> A text file may be inefficient as is, but it's perfectly compressible, even wi...

dunham · 2025-05-01T16:15:19 1746116119

Below I'm discussing compressed size here rather than how "fast" it is to copy databases.

Yeah there are indexes. And even without indexes there is an entire b-tree sitting above the data. So we're weighing the benefits of having a domain dependent compression (binary format) vs dropping all of the derived data. I'm not sure how that will go, but lets try one.

Here is sqlite file containing metadata for apple's photo's application:

    767979520 May  1 07:28 Photos.sqlite

Doing a VACUUM INTO:

    719785984 May  1 08:56 photos.sqlite

gzip -k photos.sqlite (this took 20 seconds):

    303360460 May  1 08:56 photos.sqlite.gz

sqlite3 -readonly photos.sqlite .dump > photos.dump (10 seconds):

    1277903237 May  1 09:01 photos.dump

gzip -k photos.dump (21 seconds):

    285086642 May  1 09:01 photos.dump.gz

About 6% smaller for dump vs the original binary (but there are a bunch of indexes in this one). For me, I don't think it'd be worth the small space savings to spend the extra time doing the dump.

With indexes dropped and vacuumed, the compressed binary is 8% smaller than compressed text (despite btree overhead):

    566177792 May  1 09:09 photos_noindex.sqlite
    262067325 May  1 09:09 photos_noindex.sqlite.gz

About 13.5% smaller than compressed binary with indices. And one could re-add the indices on the other side.

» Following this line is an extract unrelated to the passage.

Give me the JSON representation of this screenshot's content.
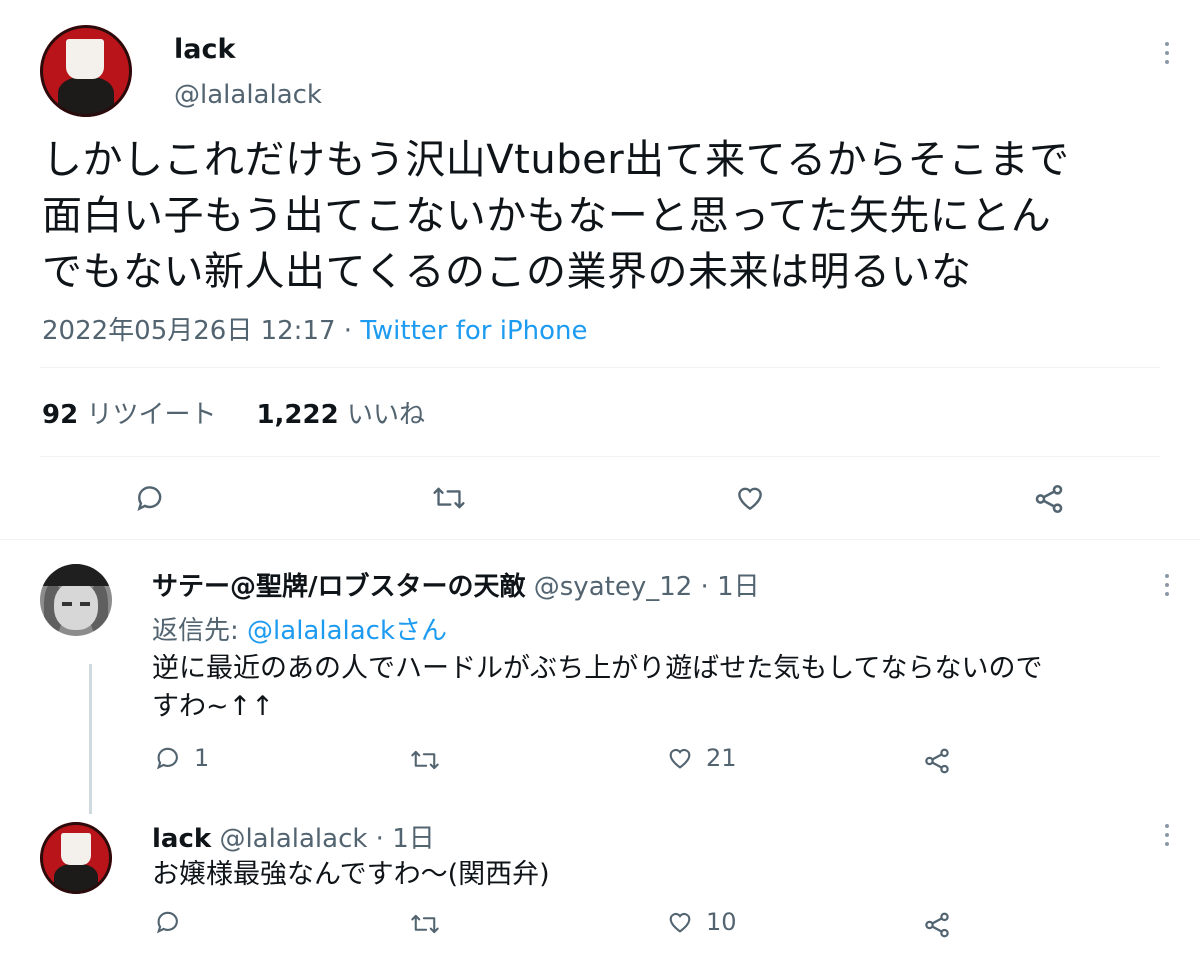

vlovich123 · 2025-05-01T20:15:08 1746130508

Yup, these results are pretty consistent with what I'd expect (& why I noted the impact of indices) cause even string data has a lot of superfluous information when expressed in the DDL ("INSERT INTO foo ...") - I would expect all of that to exceed any bookkeeping within the btree. And non-string values like blobs or numbers are going to be stored more efficiently than in the dump which is a text encoding (or even hex for blobs) which is going to blow things up further.

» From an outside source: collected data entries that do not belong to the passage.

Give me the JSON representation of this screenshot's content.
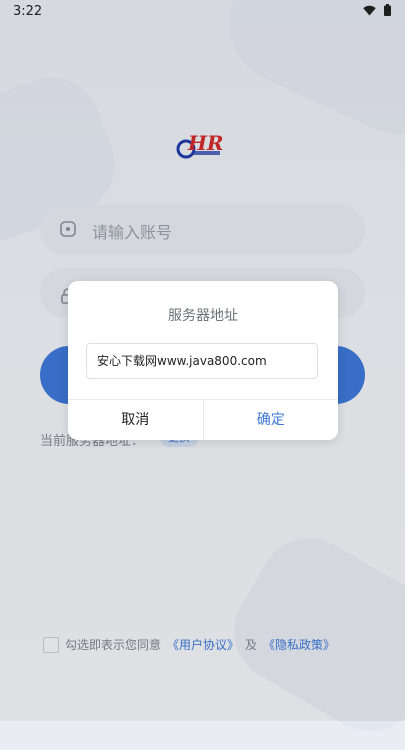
{
  "status": {
    "time": "3:22"
  },
  "login": {
    "account_placeholder": "请输入账号",
    "server_label": "当前服务器地址：",
    "change_label": "更换"
  },
  "dialog": {
    "title": "服务器地址",
    "input_value": "安心下载网www.java800.com",
    "cancel": "取消",
    "confirm": "确定"
  },
  "agreement": {
    "prefix": "勾选即表示您同意",
    "user_agreement": "《用户协议》",
    "and": "及",
    "privacy_policy": "《隐私政策》"
  },
  "colors": {
    "accent": "#3d78d8",
    "logo_blue": "#1f3aa8",
    "logo_red": "#d12b2b"
  }
}
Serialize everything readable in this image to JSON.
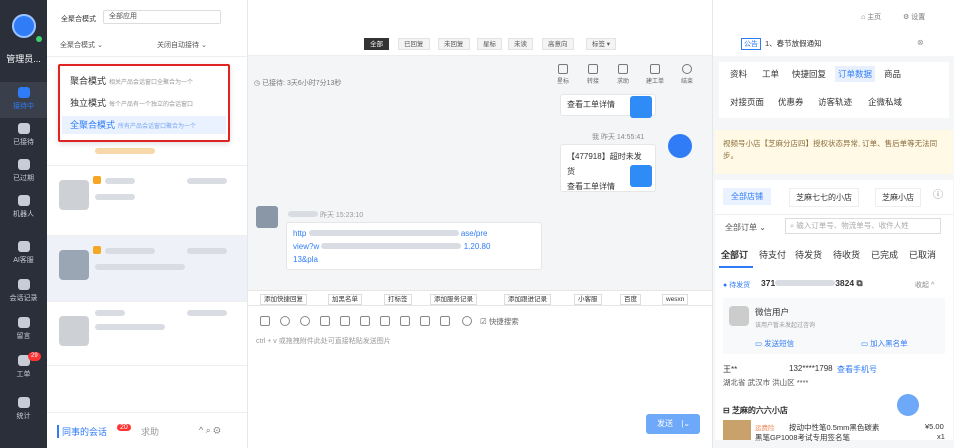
{
  "nav": {
    "user": "管理员...",
    "items": [
      {
        "label": "接待中",
        "active": true
      },
      {
        "label": "已接待"
      },
      {
        "label": "已过期"
      },
      {
        "label": "机器人"
      },
      {
        "label": "AI客服"
      },
      {
        "label": "会话记录"
      },
      {
        "label": "留言"
      },
      {
        "label": "工单",
        "badge": "29"
      },
      {
        "label": "统计"
      }
    ]
  },
  "list": {
    "mode_label": "全聚合模式",
    "mode_value": "全部应用",
    "mode_select": "全聚合模式",
    "auto_label": "关闭自动接待",
    "dropdown": [
      {
        "label": "聚合模式",
        "desc": "相关产品会话窗口全聚合为一个"
      },
      {
        "label": "独立模式",
        "desc": "每个产品有一个独立的会话窗口"
      },
      {
        "label": "全聚合模式",
        "desc": "所有产品会话窗口聚合为一个"
      }
    ],
    "bottom_tab1": "同事的会话",
    "bottom_badge": "20",
    "bottom_tab2": "求助"
  },
  "chat": {
    "filters": [
      "全部",
      "已回复",
      "未回复",
      "星标",
      "未读",
      "高意向",
      "标签 ▾"
    ],
    "status": "已接待: 3天6小时7分13秒",
    "tools": [
      "星标",
      "转接",
      "求助",
      "建工单",
      "结束"
    ],
    "ticket_link": "查看工单详情",
    "robot_time": "我 昨天 14:55:41",
    "ticket_msg": "【477918】超时未发货",
    "ticket_link2": "查看工单详情",
    "user_time": "昨天 15:23:10",
    "url1": "http",
    "url2": "ase/pre",
    "url3": "view?w",
    "url4": "1.20.80",
    "url5": "13&pla",
    "actions": [
      "添加快捷回复",
      "加黑名单",
      "打标签",
      "添加服务记录",
      "添加跟进记录",
      "小客服",
      "百度",
      "wesxn"
    ],
    "quick_search": "快捷搜索",
    "placeholder": "ctrl + v 或拖拽附件此处可直接粘贴发送图片",
    "send": "发送"
  },
  "right": {
    "top_tag": "公告",
    "notice": "1、春节放假通知",
    "home": "主页",
    "settings": "设置",
    "tabs1": [
      "资料",
      "工单",
      "快捷回复",
      "订单数据",
      "商品"
    ],
    "tabs2": [
      "对接页面",
      "优惠券",
      "访客轨迹",
      "企微私域"
    ],
    "warning": "视频号小店【芝麻分店四】授权状态异常, 订单、售后单等无法同步。",
    "shops": [
      "全部店铺",
      "芝麻七七的小店",
      "芝麻小店"
    ],
    "order_filter": "全部订单",
    "order_search": "输入订单号、物流单号、收件人姓",
    "order_tabs": [
      "全部订",
      "待支付",
      "待发货",
      "待收货",
      "已完成",
      "已取消"
    ],
    "order_status": "待发货",
    "order_no_a": "371",
    "order_no_b": "3824",
    "collapse": "收起 ^",
    "wx_user": "微信用户",
    "wx_sub": "该用户暂未发起过咨询",
    "sms": "发送短信",
    "blacklist": "加入黑名单",
    "name": "王**",
    "phone": "132****1798",
    "phone_link": "查看手机号",
    "address": "湖北省 武汉市 洪山区 ****",
    "shop": "芝麻的六六小店",
    "product_tag": "运费险",
    "product": "按动中性笔0.5mm黑色碳素",
    "price": "¥5.00",
    "product2": "黑笔GP1008考试专用签名笔",
    "qty": "x1"
  }
}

zimpenfish · 2025-05-03T08:51:54 1746262314

Some more anecdata - from this it looks like you could `VACUUM INTO` + `zstd --long -12` using 19.1s and get 109% of the size you'd get from `dump` + `zstd --long -5` using 32.8s. Saves 13.7s at the cost of 76M. YMMV, obvs.

sqlite3 3.49.1, zstd 64bit 1.5.7, gzip (Apple) 457.120.3

Original file (3.3G)

    3264290816 Photos.sqlite

VACUUM INTO (10.3s, 3.1G, 94.3%)

    3078881280 test.sqlite

gzip -k (76s, 1.1G, 33.1%)

    1080119337 test.sqlite.gz

zstd --long (3.2s, 987M, 30.2%)

     986252298 test.sqlite.zst

zstd --long -9 (8.8s, 903M, 27.6%)

     902282663 test.sqlite.9.zst

zstd --long -12 (21.5s, 885M, 27.1%)

     884863443 test.sqlite.12.zst

.dump (27.6s, 4.7G)

    4693437307 photos.dump

gzip -k (72s, 942M, 28.8%)

     941018021 photos.dump.gz

zstd --long (5.2s, 860M, 26.3%)

     859204016 photos.dump.zst

zstd --long -12 (31.7s, 827M, 25.3%)

     826776415 photos.dump.12.zst

(edited to fix a typo in a size and a conclusion that came from that)

ForOldHack · 2025-05-01T18:35:39 1746124539

Brilliant. >60% savings. 700mb? wow.

cnewey · 2025-05-01T18:49:13 1746125353

Is that really necessary?

nine_k · 2025-05-01T18:59:24 1746125964

Depending on the bandwidth at the target site, which may be pretty remote, and not exposing a public internet service.

cnewey · 2025-05-01T19:12:03 1746126723

Ah no, I meant “is the snark necessary?” to the parent comment. I enjoyed the read!